REPUBLIKA.CO.ID, KABUL - Krisis kemanusiaan di Afghanistan kini kian mencekik rakyatnya karena situasi ekonomi dan politik yang tak menentu. Terlebih menyusul runtuhnya pemerintahan sebelumnya. Jutaan warga Afghanistan telah mengungsi dan meninggalkan negara itu karena perubahan rezim dan keraguan seputar situasi tersebut.
Seperti dilansir laman Khaama pada Selasa (2/11), puluhan keluarga telah meninggalkan rumah dan ternak mereka di Daikondi, Panjshir, Helmand, dan provinsi lainnya. Perubahan rezim telah sangat memengaruhi sektor swasta karena sebagian besar perusahaan lokal dan organisasi internasional tutup sejak pengambilalihan Taliban. Situasi ini menandakan negara berada dalam kontraksi ekonomi yang mengerikan tanpa dukungan dan konektivitas internasional.
Kondisi tersebut sangat sulit dijalani terutama bagi rakyat biasa. Demikian pula sektor publiknya yang telah lumpuh sebagian karena tidak adanya perdagangan dan konektivitas regional. Pedagang Afghanistan menghadapi penundaan dalam mencapai produk pertanian ke pasar regional karena beberapa alasan. Mengimpor kebutuhan pokok dan bahan makanan menjadi tantangan yang mengakibatkan kenaikan harga selama masa-masa sulit ini.
Ekonomi Afghanistan yang rapuh dan berbasis sumbangan telah runtuh sejak komunitas internasional berhenti mengirim dana bantuan. Rezim baru yang dipegang Taliban belum mendapatkan pengakuan dan dukungan internasional. Banyak perusahaan dan bisnis milik swasta tutup dan belum beroperasi karena ketidakpastian yang luar biasa ini.
Perang memang telah usai dan situasi keamanan telah membaik. Namun, keamanan saja tidak membantu perekonomian untuk berkembang. Konektivitas internasional, perdagangan regional, dan investasi asing memainkan peran penting dalam ekonomi apa pun.
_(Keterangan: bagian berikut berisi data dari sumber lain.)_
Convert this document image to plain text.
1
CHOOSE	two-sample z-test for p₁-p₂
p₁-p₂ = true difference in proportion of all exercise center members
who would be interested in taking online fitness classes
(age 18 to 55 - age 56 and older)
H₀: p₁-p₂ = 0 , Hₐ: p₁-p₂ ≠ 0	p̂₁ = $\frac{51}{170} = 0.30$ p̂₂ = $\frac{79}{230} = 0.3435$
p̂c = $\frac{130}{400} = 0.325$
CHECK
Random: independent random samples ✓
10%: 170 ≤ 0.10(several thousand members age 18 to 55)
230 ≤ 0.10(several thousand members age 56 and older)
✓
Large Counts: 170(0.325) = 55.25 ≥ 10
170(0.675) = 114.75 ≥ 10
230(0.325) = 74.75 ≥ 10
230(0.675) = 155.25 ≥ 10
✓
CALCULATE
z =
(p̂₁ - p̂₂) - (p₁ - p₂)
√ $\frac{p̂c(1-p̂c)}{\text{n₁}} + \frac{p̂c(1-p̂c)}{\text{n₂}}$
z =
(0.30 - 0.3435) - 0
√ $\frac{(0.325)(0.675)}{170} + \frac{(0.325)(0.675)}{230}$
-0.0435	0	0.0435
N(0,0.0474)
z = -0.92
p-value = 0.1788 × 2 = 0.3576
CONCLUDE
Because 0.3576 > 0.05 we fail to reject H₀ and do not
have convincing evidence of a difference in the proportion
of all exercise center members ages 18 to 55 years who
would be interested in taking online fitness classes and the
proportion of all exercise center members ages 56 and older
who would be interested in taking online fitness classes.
Elemen-elemen itulah yang masih hilang dalam konteks Afghanistan yang dipegang Taliban.
Amerika Serikat (AS) telah membekukan aset bank sentral Afghanistan senilai 9,9 miliar dolar AS sehingga menempatkan ekonomi negara itu dalam posisi yang rentan. Tindakan sengaja pemerintah AS ini menunjukkan bahwa mereka tidak berniat untuk terus berkolaborasi dengan rezim Kabul yang baru di bidang ekonomi, investasi, diplomasi, dan lainnya.
Perubahan rezim di Afghanistan juga menyebabkan pengangguran besar-besaran di antara warga baik di sektor swasta maupun publik. Beberapa individu mengalami kerugian ekonomi dan keuangan yang parah. Banyak dari mereka dengan putus asa meramalkan masa depan yang tidak pasti tanpa arah yang jelas untuk bergerak maju.